Another month based mostly in the north of the Peninsula, with visits to sites in Pulau Pinang (Air Hitam Dalam, Kubang Semang, Permatang Nibong), Kedah (Sungai Sedim, Pendang), Perak (Taiping, Bukit Larut), Pahang (Cameron Highlands, Genting Highlands and Taman Negara) and Perlis (Timah Tasoh, Perlis State Park, Chuping). All this travelling added 105 new birds for the year, leading to a nice symmetrical tally of 444 by the end of the month (I think 444 sounds like “die, die, die” in Chinese, which is how it felt at times!).
Here’s an idea of how I’m doing compared to Dennis Yong’s Big Year in 2006. I’m 132 ahead of where Dennis was at this stage in his Big Year, but he had a really big April, with his first visit to Sabah in that month, so I am not lulled into complacency!
Dennis’s April total will be hard to match!
The month really got going during the first day of a Taiwanese group tour on the 7th, when we found a fruiting tree at Sungai Sedim festooned with flowerpeckers, including at least four of the near mythical Scarlet-breasted Flowerpecker, as well as a briefly visiting Thick-billed Flowerpecker.
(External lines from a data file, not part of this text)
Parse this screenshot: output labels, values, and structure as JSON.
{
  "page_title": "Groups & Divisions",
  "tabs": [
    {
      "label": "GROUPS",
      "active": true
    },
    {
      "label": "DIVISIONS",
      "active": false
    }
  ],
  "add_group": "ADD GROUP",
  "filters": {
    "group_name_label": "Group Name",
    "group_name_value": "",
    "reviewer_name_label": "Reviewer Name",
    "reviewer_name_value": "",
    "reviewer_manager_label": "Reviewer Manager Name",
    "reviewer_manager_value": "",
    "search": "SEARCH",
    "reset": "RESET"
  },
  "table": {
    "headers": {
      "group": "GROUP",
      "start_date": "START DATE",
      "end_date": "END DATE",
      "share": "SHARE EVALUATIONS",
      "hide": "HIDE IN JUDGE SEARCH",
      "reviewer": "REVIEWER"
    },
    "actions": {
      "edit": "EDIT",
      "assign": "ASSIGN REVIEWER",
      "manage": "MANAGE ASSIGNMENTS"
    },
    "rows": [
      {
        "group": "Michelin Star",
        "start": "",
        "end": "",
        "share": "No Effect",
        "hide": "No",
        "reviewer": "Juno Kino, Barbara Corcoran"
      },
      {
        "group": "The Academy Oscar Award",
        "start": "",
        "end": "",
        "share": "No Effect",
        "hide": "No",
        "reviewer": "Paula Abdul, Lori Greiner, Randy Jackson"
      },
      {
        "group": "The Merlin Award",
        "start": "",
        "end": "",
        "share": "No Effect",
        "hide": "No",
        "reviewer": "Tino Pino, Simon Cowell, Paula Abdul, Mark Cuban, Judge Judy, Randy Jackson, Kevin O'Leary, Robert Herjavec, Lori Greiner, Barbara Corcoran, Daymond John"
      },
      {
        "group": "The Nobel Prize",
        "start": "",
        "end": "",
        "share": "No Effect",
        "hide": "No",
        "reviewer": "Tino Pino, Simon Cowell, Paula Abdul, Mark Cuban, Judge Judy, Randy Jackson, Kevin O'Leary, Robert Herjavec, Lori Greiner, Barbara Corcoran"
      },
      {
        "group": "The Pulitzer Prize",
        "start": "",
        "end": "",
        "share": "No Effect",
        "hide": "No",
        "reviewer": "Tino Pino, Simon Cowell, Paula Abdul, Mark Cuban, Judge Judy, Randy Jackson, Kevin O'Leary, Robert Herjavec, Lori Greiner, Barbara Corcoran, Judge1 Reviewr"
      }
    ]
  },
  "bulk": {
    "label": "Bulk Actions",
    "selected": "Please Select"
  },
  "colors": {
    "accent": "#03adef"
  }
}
We also managed an early morning Blue-banded Kingfisher. Good as it was, the day would have been even better had I managed to get onto a male Asian Emerald Cuckoo seen briefly by Mun and Hor Kee, but then you can’t see ’em all! A few days in Taiping and up Bukit Larut enabled me to whittle down my list of still-wanted montane birds, with Pygmy Cupwing, Silver-breasted Broadbill, Speckled Piculet and both Siberian and Orange-headed Thrush being added. A male Banded Kingfisher and a very close Malaysian Honeyguide (my third for the year!) were nice bonuses. In Taiping I was pleased to add Grey-capped Woodpecker but frustrated to miss an Oriental/Himalayan Cuckoo seen by others in the group. Cuckoos were fast becoming my bogey bird family!
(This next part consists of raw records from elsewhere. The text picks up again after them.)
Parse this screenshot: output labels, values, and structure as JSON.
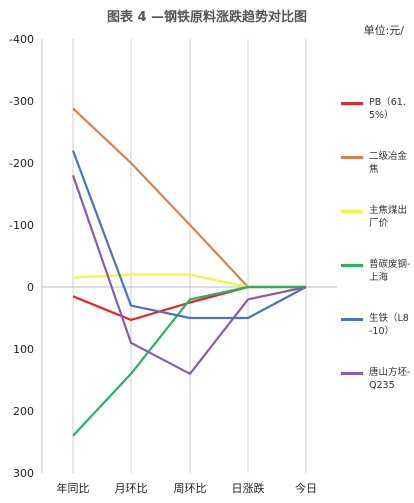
{
  "chart_data": {
    "type": "line",
    "title": "图表 4 —钢铁原料涨跌趋势对比图",
    "unit_label": "单位:元/",
    "categories": [
      "年同比",
      "月环比",
      "周环比",
      "日涨跌",
      "今日"
    ],
    "ylim": [
      -400,
      300
    ],
    "y_inverted": true,
    "yticks": [
      -400,
      -300,
      -200,
      -100,
      0,
      100,
      200,
      300
    ],
    "ytick_labels": [
      "-400",
      "-300",
      "-200",
      "-100",
      "0",
      "100",
      "200",
      "300"
    ],
    "grid": "vertical-lines-at-categories",
    "legend_position": "right",
    "series": [
      {
        "name": "PB（61.5%）",
        "color": "#e8262a",
        "values": [
          15,
          53,
          25,
          0,
          0
        ]
      },
      {
        "name": "二级冶金焦",
        "color": "#d9834a",
        "values": [
          -288,
          -200,
          -100,
          0,
          0
        ]
      },
      {
        "name": "主焦煤出厂价",
        "color": "#f4f442",
        "values": [
          -15,
          -20,
          -20,
          0,
          0
        ]
      },
      {
        "name": "普碳废钢-上海",
        "color": "#27b35f",
        "values": [
          240,
          140,
          20,
          0,
          0
        ]
      },
      {
        "name": "生铁（L8-10）",
        "color": "#4f73b7",
        "values": [
          -220,
          30,
          50,
          50,
          0
        ]
      },
      {
        "name": "唐山方坯-Q235",
        "color": "#8a5bb2",
        "values": [
          -180,
          90,
          140,
          20,
          0
        ]
      }
    ]
  }
}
A lengthy list of montane specialities recorded at Cameron Highlands by Lau Jiasheng proved too tempting to resist; I drove down late on the 16th and spent the remainder of the night attempting to sleep in the car on the very cold slopes of Gunung Brinchang. All the shivering was worth it as I managed a stunning round-up of scarcities at dawn the next day, including Wedge-tailed Pigeon, Pygmy Blue Flycatcher, Rufous-vented Niltava, Chinese Sparrowhawk and Asian House Martin. Barred Cuckoo-Dove eluded me for the second trip in succession, as did Sunda Cuckoo and Rusty-naped Pitta, both heard but not seen.
In between major trips, I tried to catch up on gaps that might prove hard to fill later in the year, and I was especially pleased to add Indian Pond-Heron and Korean Flycatcher at local venues.
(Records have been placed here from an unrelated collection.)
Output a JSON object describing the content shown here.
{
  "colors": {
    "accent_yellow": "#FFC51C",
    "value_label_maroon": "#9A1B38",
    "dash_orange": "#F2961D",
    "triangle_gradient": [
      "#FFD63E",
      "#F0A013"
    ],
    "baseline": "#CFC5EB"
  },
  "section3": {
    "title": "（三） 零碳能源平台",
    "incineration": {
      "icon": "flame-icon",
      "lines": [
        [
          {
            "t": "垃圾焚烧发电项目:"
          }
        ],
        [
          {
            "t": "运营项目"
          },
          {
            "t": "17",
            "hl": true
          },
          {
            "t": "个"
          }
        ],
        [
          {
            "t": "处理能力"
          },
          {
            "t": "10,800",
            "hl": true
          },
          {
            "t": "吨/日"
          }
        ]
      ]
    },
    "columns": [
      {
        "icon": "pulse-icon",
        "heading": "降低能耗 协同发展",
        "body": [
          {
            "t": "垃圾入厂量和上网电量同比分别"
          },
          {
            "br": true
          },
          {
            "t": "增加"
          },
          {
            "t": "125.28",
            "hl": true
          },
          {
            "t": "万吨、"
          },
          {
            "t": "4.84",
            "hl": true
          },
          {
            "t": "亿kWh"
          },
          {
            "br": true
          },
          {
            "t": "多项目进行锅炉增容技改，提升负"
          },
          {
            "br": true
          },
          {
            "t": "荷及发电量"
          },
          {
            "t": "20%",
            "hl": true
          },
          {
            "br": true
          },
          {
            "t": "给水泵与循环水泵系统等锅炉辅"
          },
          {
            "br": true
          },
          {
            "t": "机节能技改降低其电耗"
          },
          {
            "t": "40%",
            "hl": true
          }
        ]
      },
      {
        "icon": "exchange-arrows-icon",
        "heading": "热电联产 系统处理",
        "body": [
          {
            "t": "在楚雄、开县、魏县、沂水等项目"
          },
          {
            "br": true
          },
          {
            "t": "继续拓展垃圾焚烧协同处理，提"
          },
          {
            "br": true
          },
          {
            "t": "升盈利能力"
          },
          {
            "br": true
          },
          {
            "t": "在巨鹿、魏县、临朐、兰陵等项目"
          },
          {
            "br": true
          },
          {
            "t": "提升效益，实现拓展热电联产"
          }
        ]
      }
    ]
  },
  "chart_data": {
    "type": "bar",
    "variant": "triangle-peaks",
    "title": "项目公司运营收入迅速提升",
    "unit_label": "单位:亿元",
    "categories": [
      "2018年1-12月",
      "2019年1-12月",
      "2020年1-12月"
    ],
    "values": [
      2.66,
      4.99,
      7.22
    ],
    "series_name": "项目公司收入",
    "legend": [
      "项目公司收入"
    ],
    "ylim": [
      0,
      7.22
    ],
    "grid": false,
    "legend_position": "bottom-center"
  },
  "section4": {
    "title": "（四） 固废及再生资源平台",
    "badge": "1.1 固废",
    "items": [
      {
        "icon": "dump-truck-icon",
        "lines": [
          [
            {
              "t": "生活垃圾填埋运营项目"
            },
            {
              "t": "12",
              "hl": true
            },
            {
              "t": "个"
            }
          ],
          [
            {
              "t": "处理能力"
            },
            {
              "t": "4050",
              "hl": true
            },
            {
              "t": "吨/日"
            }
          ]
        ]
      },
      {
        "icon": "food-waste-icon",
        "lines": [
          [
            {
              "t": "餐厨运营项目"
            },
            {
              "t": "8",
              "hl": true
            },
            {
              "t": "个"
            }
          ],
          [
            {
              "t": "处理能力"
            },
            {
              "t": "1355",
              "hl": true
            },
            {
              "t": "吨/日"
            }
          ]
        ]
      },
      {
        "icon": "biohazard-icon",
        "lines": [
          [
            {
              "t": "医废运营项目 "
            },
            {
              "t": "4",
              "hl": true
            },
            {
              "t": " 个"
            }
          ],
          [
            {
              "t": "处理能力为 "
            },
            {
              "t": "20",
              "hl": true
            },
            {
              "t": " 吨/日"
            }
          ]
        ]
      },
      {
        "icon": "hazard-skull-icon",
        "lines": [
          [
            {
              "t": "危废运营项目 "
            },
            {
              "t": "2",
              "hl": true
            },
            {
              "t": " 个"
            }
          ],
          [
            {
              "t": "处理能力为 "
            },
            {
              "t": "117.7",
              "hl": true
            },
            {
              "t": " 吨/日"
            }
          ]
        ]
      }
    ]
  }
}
Another raid on Perlis’s riches with Mun on the 21st proved a success overall, although we missed two of my much-wanted targets – Orange-breasted Pigeon and Dusky Crag Martin (where are they these days?). We scored Racket-tailed Treepie and Thick-billed Warbler (at last!) at Timah Tasoh, and then had an inspired time scouring the isolated mature rubber plots on the hilltops of Chuping for migrants, the pick of which were an adult Hodgson’s Hawk-Cuckoo and an adult male Zappey’s Flycatcher – my 400th species for the year. A showy Grey-capped Woodpecker and a repeat viewing of the Green Sandpiper were nice bonuses.
Another short tour saw me at Taman Negara from 23-27th, via Ulu Kali where I picked up Rufous-winged Fulvetta, which had eluded me twice at Cameron Highlands. Even though the National Park was desperately dry and bird activity relatively low, I still managed 43 new birds for the year in three and half days, the pick of which were Crested Fireback, Crested Partridge, Blyth’s Frogmouth, Helmeted Hornbill, Malaysian Rail-babbler and Red-legged Crake. An adult Rufous-bellied Eagle flying over the car on my way back proved to be the last new bird of the month, with plenty of birds still to go back for later in the year.
April is on the doorstep, when I will be turning my attention to the spring seabird passage and spending some time in Sabah (sadly mostly in oil palm rather than in good forest). Other than that, there are still a few scarce migrants I’d be glad to see, so please let me know if you find anything good!